Ian Laing, President of Board of Trade, argued that the vote failed to give the union a mandate to "cause misery" to the public during the Christmas period. Less than half of those eligible to vote had supported action, he pointed out.

He repeated his warning that if the postal service was disrupted, the Government would suspend the Post Office letters monopoly for three months. There is little doubt that the Conservatives will use any industrial action as an argument in favour of their proposals to remove legal immunities from unions engaged in "disproportionate" action in monopoly services.

The vote will also put considerable pressure on Labour to maintain its tough stance towards unions. However, the Opposition was determinedly playing a straight bat yesterday in reaction to the decision by 138,000 postal workers.

Stephen Byers, shadow minister for training and employment, said: "We see this as a last opportunity for both sides to get together to resume negotiations, to ensure that a satisfactory solution is found, the Post Office is saved from privatisation and that the legitimate claims of both sides are met."

Alan Johnson, joint general secretary of the Communications Union, argued that the voye, of 64,919 to 40,581, was an "unquestionable mandate" to reject the pay and productivity proposals which had already caused eight previous nationwide strikes.

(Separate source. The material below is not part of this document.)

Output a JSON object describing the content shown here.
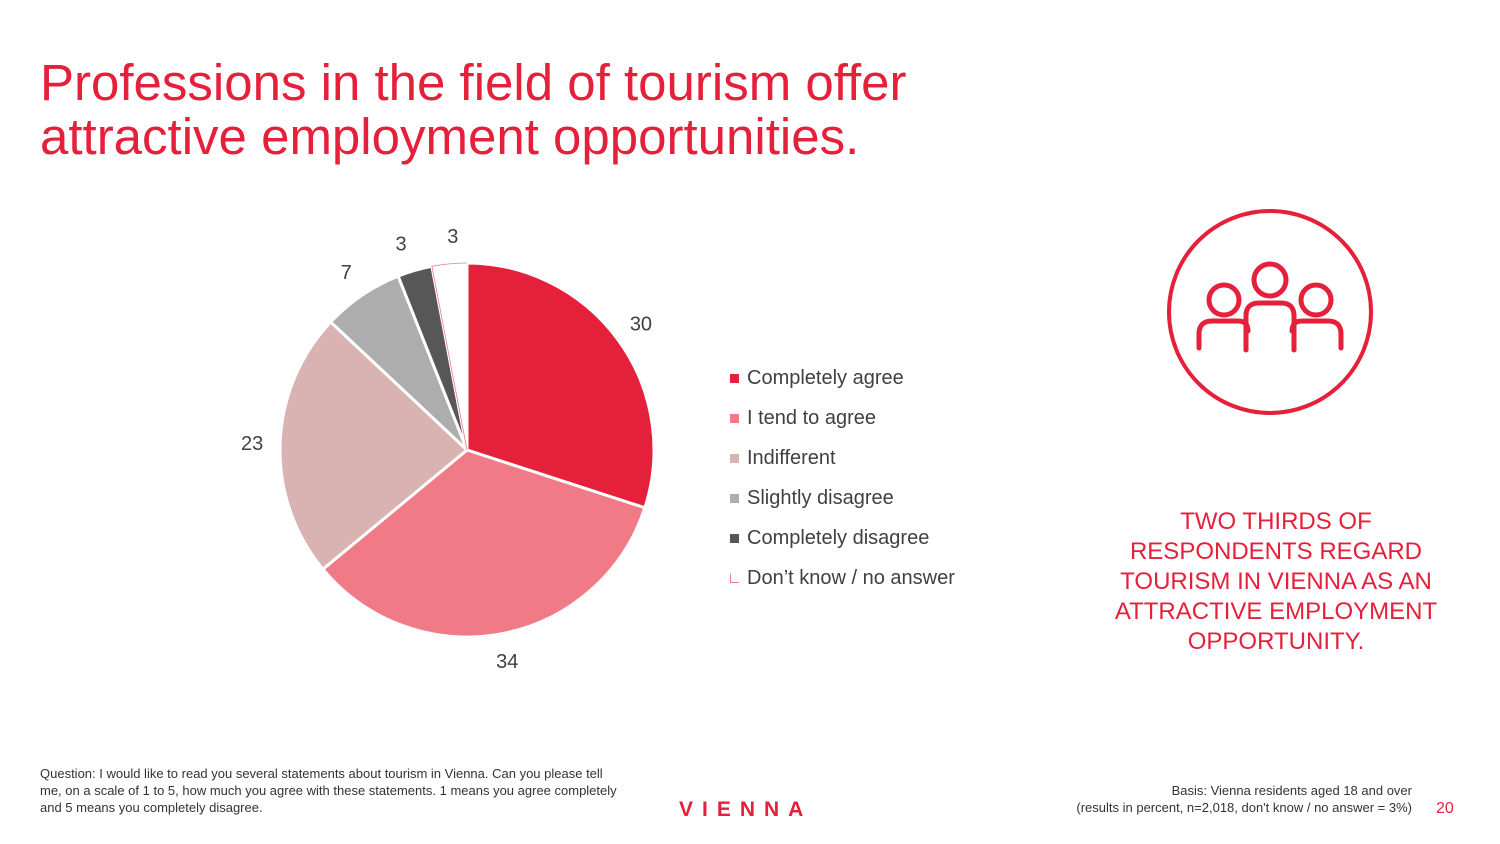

Mr Johnson, who had tried to persuade his senior union colleagues to accept the Post Office offer, has suggested that a joint working party and an independent chairman should try to find a way through the dispute. The group would examine a management proposal to introduce team-working, the issue at the heart of the dispute.

Ken Wright, assistant managing director of the Royal Mail, said: "The ballot result doesn't take us anywhere. The central problem of Royal Mail's need for a new way of working cannot be wished away. Strike action will not solve the problem,it will only drive away more customers." He said that however, the fresh contact with the union provided a "real opportunity" for both sides to resolve the dispute.